Kingdom Fungi consists of Eukaryotic organisms that grow on decomposition and do not contain cellulose, and so are separated from Plants and Animals. Well-known fungi include Common Mold, Mushrooms, and Yeast. Many mushrooms are poisonous to humans, while others are edible.
One example of a harmful Fungus is mold, which grows in warm and moist environments and can infect the human body. Homes that contain mold in the walls can cause lung and skin damage, including fungal infections of the feet and eyes.
One example of a helpful Fungus is the Shiitake Mushroom, which contains the Polysaccharide Lentinan. Lentinan is used in Japan and Europe as an anti-cancer agent, and is being studied for safety and efficacy in the U.S.
Kingdom Protista are Eukaryotic as well, but while many generate energy through Photosynthesis, most protists are simple-celled organisms, without complex tissues. They include Algae and Cellular Parasites.
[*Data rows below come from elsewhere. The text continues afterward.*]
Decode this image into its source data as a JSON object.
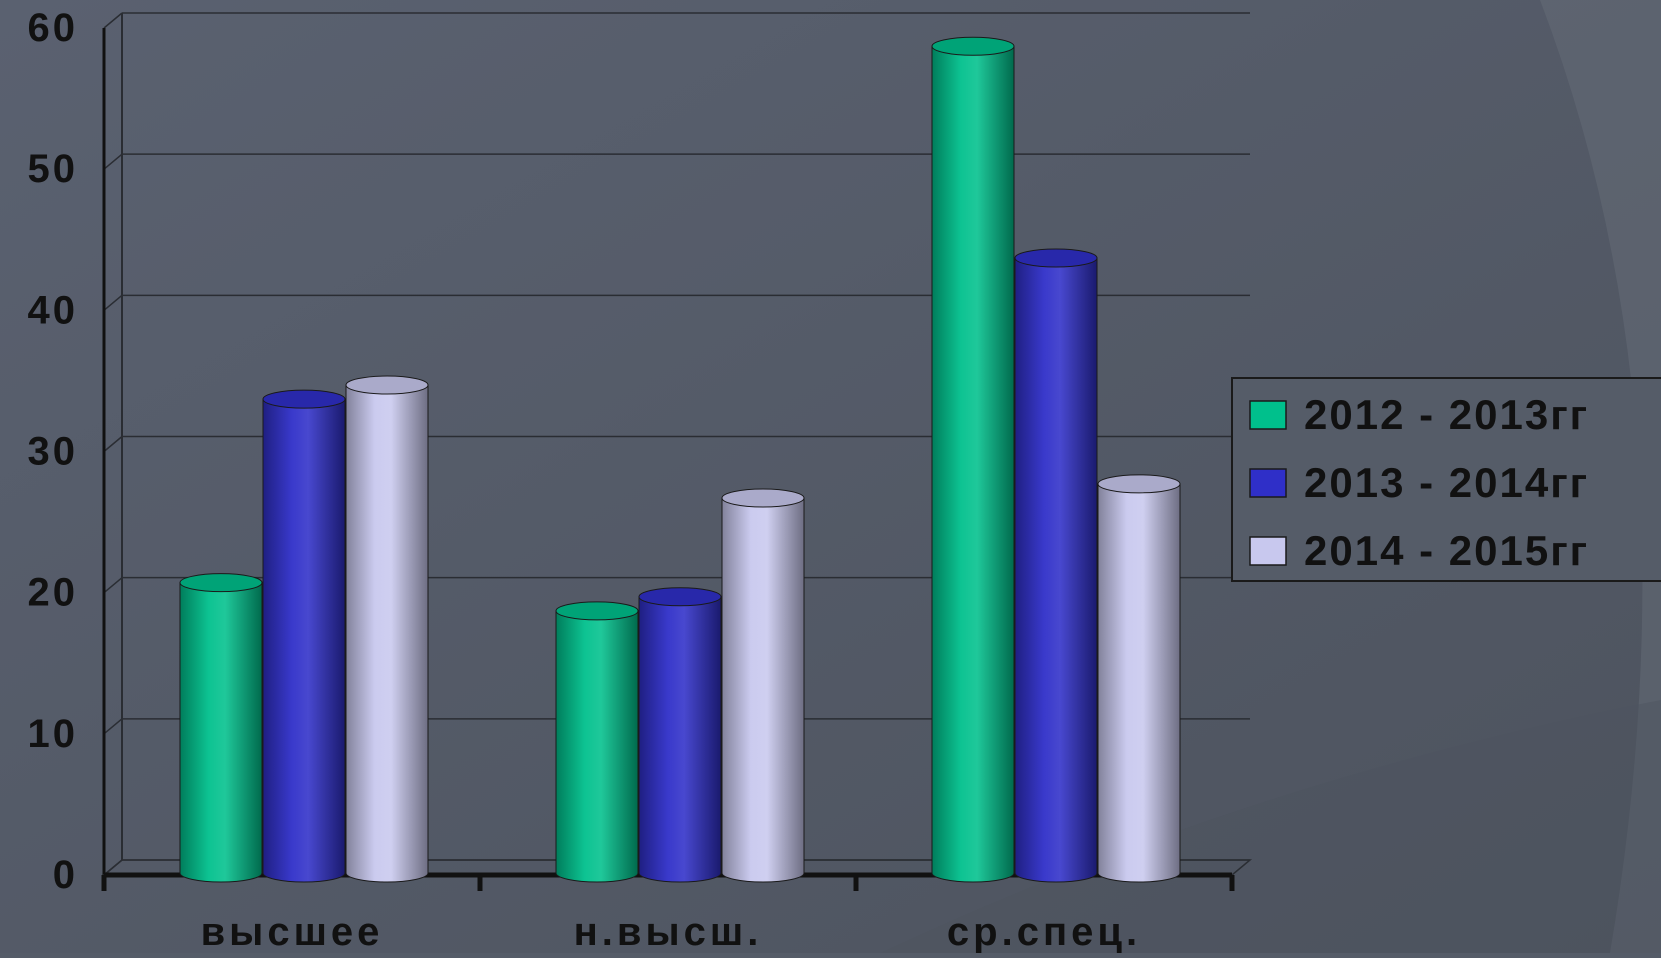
{
  "chart_data": {
    "type": "bar",
    "style": "3d-cylinder",
    "categories": [
      "высшее",
      "н.высш.",
      "ср.спец."
    ],
    "series": [
      {
        "name": "2012 - 2013гг",
        "values": [
          20,
          18,
          58
        ],
        "color": "#00c08c"
      },
      {
        "name": "2013 - 2014гг",
        "values": [
          33,
          19,
          43
        ],
        "color": "#2f2fc8"
      },
      {
        "name": "2014 - 2015гг",
        "values": [
          34,
          26,
          27
        ],
        "color": "#c8c8ee"
      }
    ],
    "yticks": [
      "0",
      "10",
      "20",
      "30",
      "40",
      "50",
      "60"
    ],
    "ylim": [
      0,
      60
    ],
    "grid": true,
    "legend_position": "right",
    "title": "",
    "xlabel": "",
    "ylabel": ""
  },
  "colors": {
    "background": "#555c68",
    "gridline": "#2a2d33",
    "axis": "#111111"
  }
}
Algae is an incredibly helpful Protist; even though algae blooms can be harmful in the wrong conditions, they help recycle carbon dioxide in the atmosphere into oxygen. It is estimated that 30-70% of the Earth's atmospheric oxygen comes from Algae in the ocean.
An example of a harmful Protist is P. falciparum, a parasitic protozoan that causes malaria in humans. It is the most common malarial agent and responsible for 90% of worldwide malaria-linked deaths.